Concerns about corruption are so severe that this week the U.N. Development Program said it is auditing the tribunal's finances because of questions about hiring procedures. There have been allegations from aid organizations that Cambodians had to bribe government officials to get jobs with the tribunal.

It took several years to find donors to fund the tribunal - another factor in the delay. A few years ago Japan, France, Germany, Britain, Australia, India and the European Union pledged to cover most of the costs, estimated to be $59 million over three years.

The United Nations is wary of associating itself with a trial that falls short of international legal standards.

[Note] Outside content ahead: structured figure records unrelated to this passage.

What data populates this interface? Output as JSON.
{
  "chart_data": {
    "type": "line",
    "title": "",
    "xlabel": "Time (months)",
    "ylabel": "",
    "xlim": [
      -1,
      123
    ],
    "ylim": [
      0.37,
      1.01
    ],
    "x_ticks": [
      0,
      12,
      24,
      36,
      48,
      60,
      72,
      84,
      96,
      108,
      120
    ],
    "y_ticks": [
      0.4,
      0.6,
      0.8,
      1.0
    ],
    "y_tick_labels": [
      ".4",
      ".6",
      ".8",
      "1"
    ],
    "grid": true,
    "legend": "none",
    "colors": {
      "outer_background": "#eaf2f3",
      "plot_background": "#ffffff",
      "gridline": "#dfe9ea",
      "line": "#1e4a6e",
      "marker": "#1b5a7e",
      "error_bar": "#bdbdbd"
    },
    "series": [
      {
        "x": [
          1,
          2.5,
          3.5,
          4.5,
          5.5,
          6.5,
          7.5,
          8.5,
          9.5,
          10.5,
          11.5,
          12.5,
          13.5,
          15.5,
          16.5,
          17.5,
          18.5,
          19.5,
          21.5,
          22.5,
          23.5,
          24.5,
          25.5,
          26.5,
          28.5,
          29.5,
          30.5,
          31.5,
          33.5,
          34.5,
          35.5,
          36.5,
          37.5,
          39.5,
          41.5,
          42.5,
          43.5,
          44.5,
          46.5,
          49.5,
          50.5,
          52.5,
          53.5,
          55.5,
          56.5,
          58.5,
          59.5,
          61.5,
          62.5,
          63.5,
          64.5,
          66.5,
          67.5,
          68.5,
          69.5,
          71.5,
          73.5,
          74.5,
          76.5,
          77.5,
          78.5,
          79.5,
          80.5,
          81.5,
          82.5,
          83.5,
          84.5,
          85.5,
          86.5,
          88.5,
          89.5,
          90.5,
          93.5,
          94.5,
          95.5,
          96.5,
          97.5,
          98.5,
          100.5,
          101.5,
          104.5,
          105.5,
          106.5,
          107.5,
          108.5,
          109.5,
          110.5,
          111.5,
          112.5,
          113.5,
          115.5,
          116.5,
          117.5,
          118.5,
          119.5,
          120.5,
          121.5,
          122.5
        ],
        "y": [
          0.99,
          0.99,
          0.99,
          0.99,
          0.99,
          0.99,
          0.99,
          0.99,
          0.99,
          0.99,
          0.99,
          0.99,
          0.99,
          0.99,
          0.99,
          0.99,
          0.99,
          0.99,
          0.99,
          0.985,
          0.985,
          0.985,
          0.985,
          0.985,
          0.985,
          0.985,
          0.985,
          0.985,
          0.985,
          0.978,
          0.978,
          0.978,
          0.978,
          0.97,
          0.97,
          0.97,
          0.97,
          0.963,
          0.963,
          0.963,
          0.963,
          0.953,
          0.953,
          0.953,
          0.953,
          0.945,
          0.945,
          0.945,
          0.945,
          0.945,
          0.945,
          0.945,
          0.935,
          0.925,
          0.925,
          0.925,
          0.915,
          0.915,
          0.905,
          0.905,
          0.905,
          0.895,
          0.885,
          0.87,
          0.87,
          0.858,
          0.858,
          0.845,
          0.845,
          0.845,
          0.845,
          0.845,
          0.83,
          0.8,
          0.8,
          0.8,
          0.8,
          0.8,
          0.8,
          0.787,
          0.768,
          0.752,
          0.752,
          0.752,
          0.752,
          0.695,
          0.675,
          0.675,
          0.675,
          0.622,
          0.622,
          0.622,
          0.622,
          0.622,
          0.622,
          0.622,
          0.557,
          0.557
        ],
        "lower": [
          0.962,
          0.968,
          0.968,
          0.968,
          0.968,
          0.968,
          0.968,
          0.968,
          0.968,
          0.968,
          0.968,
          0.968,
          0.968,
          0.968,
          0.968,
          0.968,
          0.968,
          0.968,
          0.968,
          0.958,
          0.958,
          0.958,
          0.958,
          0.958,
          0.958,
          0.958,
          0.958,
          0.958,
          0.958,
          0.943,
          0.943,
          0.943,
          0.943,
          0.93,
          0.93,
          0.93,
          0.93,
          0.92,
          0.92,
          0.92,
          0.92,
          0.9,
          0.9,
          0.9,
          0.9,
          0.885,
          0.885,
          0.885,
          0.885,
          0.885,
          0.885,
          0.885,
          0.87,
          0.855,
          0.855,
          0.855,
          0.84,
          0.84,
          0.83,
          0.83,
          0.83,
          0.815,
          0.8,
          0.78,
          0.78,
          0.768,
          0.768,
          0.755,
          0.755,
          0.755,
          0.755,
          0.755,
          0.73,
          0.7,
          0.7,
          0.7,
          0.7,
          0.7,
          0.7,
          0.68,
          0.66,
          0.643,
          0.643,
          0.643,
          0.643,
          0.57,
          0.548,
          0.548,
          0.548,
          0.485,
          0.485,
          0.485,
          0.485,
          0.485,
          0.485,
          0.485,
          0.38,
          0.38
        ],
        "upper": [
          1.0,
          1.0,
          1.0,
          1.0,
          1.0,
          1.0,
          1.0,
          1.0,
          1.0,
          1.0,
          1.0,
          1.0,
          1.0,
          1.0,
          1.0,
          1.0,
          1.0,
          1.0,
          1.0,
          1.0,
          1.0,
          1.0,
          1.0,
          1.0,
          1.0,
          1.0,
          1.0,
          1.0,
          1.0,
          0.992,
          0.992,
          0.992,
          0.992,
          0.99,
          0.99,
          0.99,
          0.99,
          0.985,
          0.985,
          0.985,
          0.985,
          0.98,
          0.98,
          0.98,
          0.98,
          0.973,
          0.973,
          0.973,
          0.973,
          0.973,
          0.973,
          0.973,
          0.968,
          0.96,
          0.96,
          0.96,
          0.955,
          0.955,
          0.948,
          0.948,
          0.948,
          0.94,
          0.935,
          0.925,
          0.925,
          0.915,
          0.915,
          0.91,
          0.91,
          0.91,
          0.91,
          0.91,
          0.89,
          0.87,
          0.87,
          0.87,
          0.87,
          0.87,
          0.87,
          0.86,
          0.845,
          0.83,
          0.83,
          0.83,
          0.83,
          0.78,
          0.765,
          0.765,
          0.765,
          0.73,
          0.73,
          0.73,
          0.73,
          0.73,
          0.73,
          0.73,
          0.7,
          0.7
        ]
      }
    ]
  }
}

The U.S. ambassador to Cambodia, Joseph Mussomeli, says his government is withholding support for the trials for now.

"I always say that the only thing worse than no trial at all would be a trial that's a farce," he said. "We are still assessing whether we can directly support, and we have not reached the conclusion we can do that yet because frankly we are not yet completely convinced that the trial will meet international standards."

Some human rights activists say the real reason for the delay is that the Cambodian government includes many former Khmer Rouge members.

Lawyer Theary Seng is a survivor of the Khmer Rouge era and heads Cambodia's Center for Social Development.

"We know that this Cambodian government never truly genuinely wanted a Khmer Rouge tribunal because many of the current government officials were former Khmer Rouge soldiers," Seng said. "They could be implicated in a way that could tarnish their reputation and their history."

Among them are Prime Minister Hun Sen and Heng Samrin, a senior leader of the ruling Cambodian People's Party. Both were in the Khmer Rouge as very young adults, and both later took part in a Vietnamese invasion that toppled the Maoist government. However, the prime minister has endorsed holding the tribunal.

There had been hope that the tribunal would start investigating cases and filing charges this year, but that may not happen. In March, a rules committee will meet to try to resolve the procedural differences.

If there is an agreement, then the Cambodian National Assembly must vote to approve it, probably in April, before proceedings can begin. That means, lawyers and tribunal staff members say, it will be 2008 before hearings begin.

However, political analysts, some U.N. staff and even some judges privately say that if no agreement is reached, there is a danger that the United Nations might abandon the effort entirely.